Search code examples
pythonpandasnumpypython-typing

How to combine type hint using bound type variable and static types for maximum flexibility?


I would like to add type hints to a simple function. Since it internally only uses numpy calls, it is very flexible with its inputs. Basically, it accepts all array-like objects, for which there is the numpy.typing.ArrayLike type.

Defining the return type is not as straight forward however. For some input types like lists, the numpy functions casts the return to a numpy array, which means I could use -> np.NDArray.

Some other input types like pandas.DataFrames, which I use heavily in my code. This would usually be a good reason to use a TypeVar bound to the input type.

How do I keep the flexibility of numpy while also providing meaningful type hints, for example for mypy?

Note: The example method is used to calculate sound pressure levels.

Both code snippets are perfectly viable code, the methods only differ in their type hints.

They cause different errors with static type checkers, demonstrating the limits of each approach.

Version 1:

def get_decibels1(p2: npt.ArrayLike) -> npt.NDArray:
    return (10 * np.log10(np.divide(p2, 4e-10)))

df = pd.DataFrame([[4, 5, 6], [7, 8, 9]])
get_decibels1(df).columns
# --- Causes mypy Error:
# error: "ndarray[Any, dtype[Any]]" has no attribute "columns"  [attr-defined]

Version 2:

T = TypeVar('T', bound=npt.ArrayLike)
def get_decibels2(p2: T) -> T:
    return (10 * np.log10(np.divide(p2, 4e-10)))

ls = [4.0, 5, 6]
get_decibels2(ls).shape
# --- Causes mypy error:
#  error: "list[float]" has no attribute "shape"  [attr-defined]

How do I sensibly combine the two approaches?


Update:

I figured that I maybe can approach this with @overload. But this does not seem to work either, as the signatures overlap.

T = TypeVar('T', bound=Union[pd.DataFrame, pd.Series])
@overload
def get_decibels(p2: T) -> T: ...

@overload
def get_decibels(p2: npt.ArrayLike) -> npt.NDArray: ...

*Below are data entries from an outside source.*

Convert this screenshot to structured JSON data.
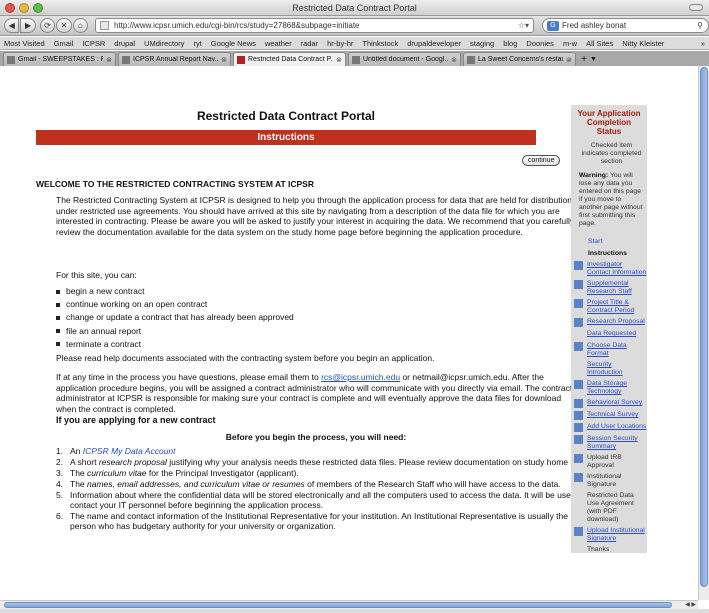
{
  "window": {
    "title": "Restricted Data Contract Portal"
  },
  "toolbar": {
    "back": "◀",
    "forward": "▶",
    "reload": "⟳",
    "stop": "✕",
    "home": "⌂",
    "url": "http://www.icpsr.umich.edu/cgi-bin/rcs/study=27868&subpage=initiate",
    "search": "Fred ashley bonat"
  },
  "bookmarks": [
    "Most Visited",
    "Gmail",
    "ICPSR",
    "drupal",
    "UMdirectory",
    "ryt",
    "Google News",
    "weather",
    "radar",
    "hr-by-hr",
    "Thinkstock",
    "drupaldeveloper",
    "staging",
    "blog",
    "Doonies",
    "m-w",
    "All Sites",
    "Nitty Kleister"
  ],
  "bookmarks_more": "»",
  "tabs": [
    {
      "label": "Gmail - SWEEPSTAKES : Fr...",
      "active": false
    },
    {
      "label": "ICPSR Annual Report Nav...",
      "active": false
    },
    {
      "label": "Restricted Data Contract P...",
      "active": true
    },
    {
      "label": "Untitled document - Googl...",
      "active": false
    },
    {
      "label": "La Sweet Concerns's restau...",
      "active": false
    }
  ],
  "page": {
    "title": "Restricted Data Contract Portal",
    "section_header": "Instructions",
    "continue_label": "continue",
    "welcome": "WELCOME TO THE RESTRICTED CONTRACTING SYSTEM AT ICPSR",
    "intro": "The Restricted Contracting System at ICPSR is designed to help you through the application process for data that are held for distribution under restricted use agreements. You should have arrived at this site by navigating from a description of the data file for which you are interested in contracting. Please be aware you will be asked to justify your interest in acquiring the data. We recommend that you carefully review the documentation available for the data system on the study home page before beginning the application procedure.",
    "can_do_intro": "For this site, you can:",
    "can_do": [
      "begin a new contract",
      "continue working on an open contract",
      "change or update a contract that has already been approved",
      "file an annual report",
      "terminate a contract"
    ],
    "help_note": "Please read help documents associated with the contracting system before you begin an application.",
    "questions_pre": "If at any time in the process you have questions, please email them to ",
    "email1": "rcs@icpsr.umich.edu",
    "questions_mid": " or netmail@icpsr.umich.edu. After the application procedure begins, you will be assigned a contract administrator who will communicate with you directly via email. The contract administrator at ICPSR is responsible for making sure your contract is complete and will eventually approve the data files for download when the contract is completed.",
    "new_contract_heading": "If you are applying for a new contract",
    "before_heading": "Before you begin the process, you will need:",
    "needs": [
      {
        "num": "1.",
        "pre": "An ",
        "em": "ICPSR My Data Account",
        "post": ""
      },
      {
        "num": "2.",
        "pre": "A short ",
        "em": "research proposal",
        "post": " justifying why your analysis needs these restricted data files. Please review documentation on study home page."
      },
      {
        "num": "3.",
        "pre": "The ",
        "em": "curriculum vitae",
        "post": " for the Principal Investigator (applicant)."
      },
      {
        "num": "4.",
        "pre": "The ",
        "em": "names, email addresses, and curriculum vitae or resumes",
        "post": " of members of the Research Staff who will have access to the data."
      },
      {
        "num": "5.",
        "pre": "",
        "em": "",
        "post": "Information about where the confidential data will be stored electronically and all the computers used to access the data. It will be useful to contact your IT personnel before beginning the application process."
      },
      {
        "num": "6.",
        "pre": "",
        "em": "",
        "post": "The name and contact information of the Institutional Representative for your institution. An Institutional Representative is usually the person who has budgetary authority for your university or organization."
      }
    ]
  },
  "sidebar": {
    "heading": "Your Application Completion Status",
    "note": "Checked item indicates completed section",
    "warning_label": "Warning:",
    "warning_text": " You will lose any data you entered on this page if you move to another page without first submitting this page.",
    "start": "Start",
    "instructions": "Instructions",
    "items": [
      {
        "label": "Investigator Contact Information",
        "checked": true,
        "link": true
      },
      {
        "label": "Supplemental Research Staff",
        "checked": true,
        "link": true
      },
      {
        "label": "Project Title & Contract Period",
        "checked": true,
        "link": true
      },
      {
        "label": "Research Proposal",
        "checked": true,
        "link": true
      },
      {
        "label": "Data Requested",
        "checked": false,
        "link": true
      },
      {
        "label": "Choose Data Format",
        "checked": true,
        "link": true
      },
      {
        "label": "Security Introduction",
        "checked": false,
        "link": true
      },
      {
        "label": "Data Storage Technology",
        "checked": true,
        "link": true
      },
      {
        "label": "Behavioral Survey",
        "checked": true,
        "link": true
      },
      {
        "label": "Technical Survey",
        "checked": true,
        "link": true
      },
      {
        "label": "Add User Locations",
        "checked": true,
        "link": true
      },
      {
        "label": "Session Security Summary",
        "checked": true,
        "link": true
      },
      {
        "label": "Upload IRB Approval",
        "checked": true,
        "link": false
      },
      {
        "label": "Institutional Signature",
        "checked": true,
        "link": false
      },
      {
        "label": "Restricted Data Use Agreement (with PDF download)",
        "checked": false,
        "link": false
      },
      {
        "label": "Upload Institutional Signature",
        "checked": true,
        "link": true
      },
      {
        "label": "Thanks",
        "checked": false,
        "link": false
      }
    ]
  },
  "colors": {
    "accent_red": "#c1301c",
    "link_blue": "#2a4bd0",
    "sidebar_bg": "#dcdcdc",
    "check_blue": "#5b82c5"
  }
}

def get_decibels(p2: npt.ArrayLike):
    return (10 * np.log10(np.divide(p2, 4e-10)))
# --- Causes mypy error:
#  error: Overloaded function signatures 1 and 2 overlap with incompatible return types  [overload-overlap]

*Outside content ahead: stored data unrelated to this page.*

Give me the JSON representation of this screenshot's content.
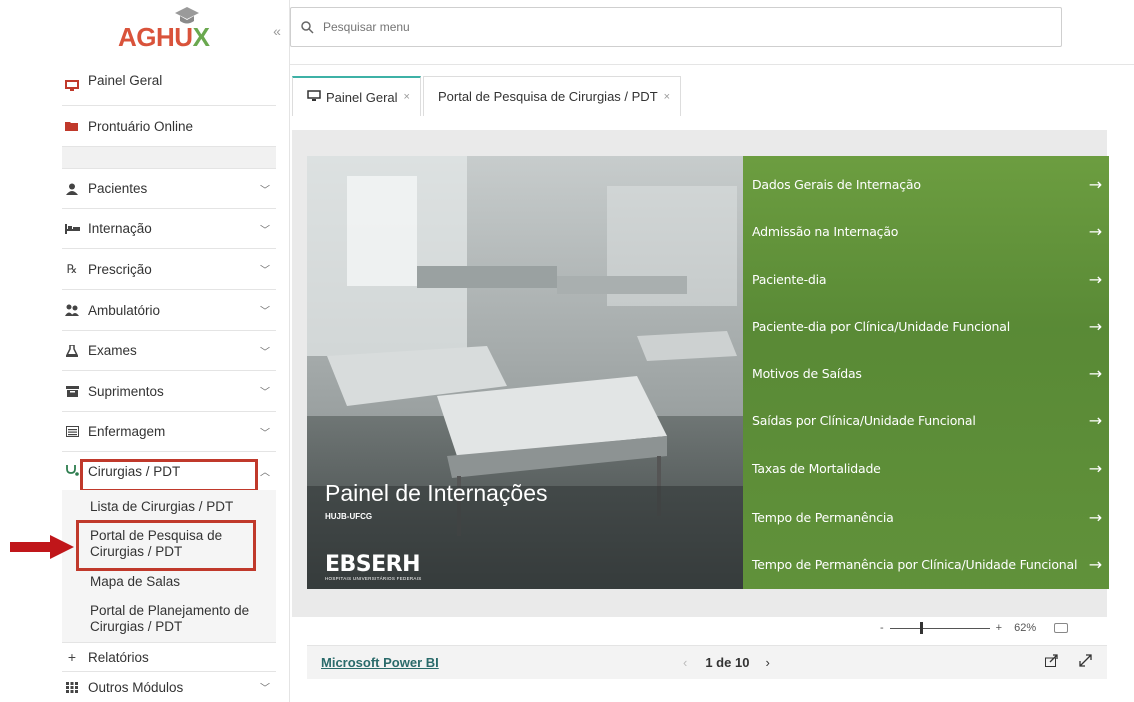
{
  "app": {
    "logo_part1": "AGHU",
    "logo_part2": "X",
    "colors": {
      "accent_red": "#d9533b",
      "accent_green": "#6aa84f",
      "tab_accent": "#3eb1a6",
      "panel_green": "#5e8e39",
      "highlight_red": "#c0392b"
    }
  },
  "sidebar": {
    "top_items": [
      {
        "label": "Painel Geral",
        "icon": "monitor-icon"
      },
      {
        "label": "Prontuário Online",
        "icon": "folder-icon"
      }
    ],
    "menu_items": [
      {
        "label": "Pacientes",
        "icon": "user-icon"
      },
      {
        "label": "Internação",
        "icon": "bed-icon"
      },
      {
        "label": "Prescrição",
        "icon": "rx-icon"
      },
      {
        "label": "Ambulatório",
        "icon": "users-icon"
      },
      {
        "label": "Exames",
        "icon": "flask-icon"
      },
      {
        "label": "Suprimentos",
        "icon": "archive-icon"
      },
      {
        "label": "Enfermagem",
        "icon": "list-icon"
      }
    ],
    "expanded": {
      "label": "Cirurgias / PDT",
      "icon": "stethoscope-icon",
      "children": [
        "Lista de Cirurgias / PDT",
        "Portal de Pesquisa de",
        "Cirurgias / PDT",
        "Mapa de Salas",
        "Portal de Planejamento de",
        "Cirurgias / PDT"
      ]
    },
    "relatorios": "Relatórios",
    "outros": "Outros Módulos"
  },
  "search": {
    "placeholder": "Pesquisar menu"
  },
  "tabs": [
    {
      "label": "Painel Geral"
    },
    {
      "label": "Portal de Pesquisa de Cirurgias / PDT"
    }
  ],
  "report": {
    "title": "Painel de Internações",
    "subtitle": "HUJB-UFCG",
    "brand": "EBSERH",
    "brand_sub": "HOSPITAIS UNIVERSITÁRIOS FEDERAIS",
    "links": [
      "Dados Gerais de Internação",
      "Admissão na Internação",
      "Paciente-dia",
      "Paciente-dia por Clínica/Unidade Funcional",
      "Motivos de Saídas",
      "Saídas por Clínica/Unidade Funcional",
      "Taxas de Mortalidade",
      "Tempo de Permanência",
      "Tempo de Permanência por Clínica/Unidade Funcional"
    ]
  },
  "zoom": {
    "minus": "-",
    "plus": "+",
    "percent": "62%",
    "level": 0.62
  },
  "footer": {
    "powerbi": "Microsoft Power BI",
    "page": "1 de 10"
  }
}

I was under the impression that mypy just chooses the first signature that matches, which would have solved it. Any ideas on how to resolve this?


Solution

  • Turns out, the update was already 95% there: Mypy and other typechecker do read overloaded functions in the order they are defined, using the first one that matches.

    By default, it will point out overlaps, as they are deemed unsafe (see mypy doc). However:

    Note that in cases where you ignore the overlapping overload error, mypy will usually still infer the types you expect at callsites.

    So using type: ignore[overload-overlap] results in the expected behaviour.

    T = TypeVar('T', bound=Union[pd.DataFrame, pd.Series])
    @overload
    def get_decibels(p2: T) -> T: ...  # type: ignore[overload-overlap]
    
    @overload
    def get_decibels(p2: npt.ArrayLike) -> npt.NDArray: ...
    
    def get_decibels(p2):
        return (10 * np.log10(np.divide(p2, 4e-10)))
    
    ls = [[4, 5, 6], [7, 8, 9]]
    df = pd.DataFrame(ls)
    
    reveal_type(get_decibels(ls))
    >>>note: Revealed type is "numpy.array[Any, numpy.dtype[Any]]"
    
    reveal_type(get_decibels(df))
    >>>note: Revealed type is "pandas.core.frame.DataFrame"
    

    The reason it is deemed unsafe, is a situation where the calling code is already somewhat mislabeled.

    df: np.ArrayLike = pd.DataFrame([[0,1,2],[3,4,5]])
    get_decibels(df)  # mypy will wrongly deduce the return type to be `np.NDArray`
    

    Since I deem this to be somewhat of an edge case, this seems to be a good compromise to add type hints to this method. Especially since pd.DataFrame behaves like a np.NDArray in most cases anyway.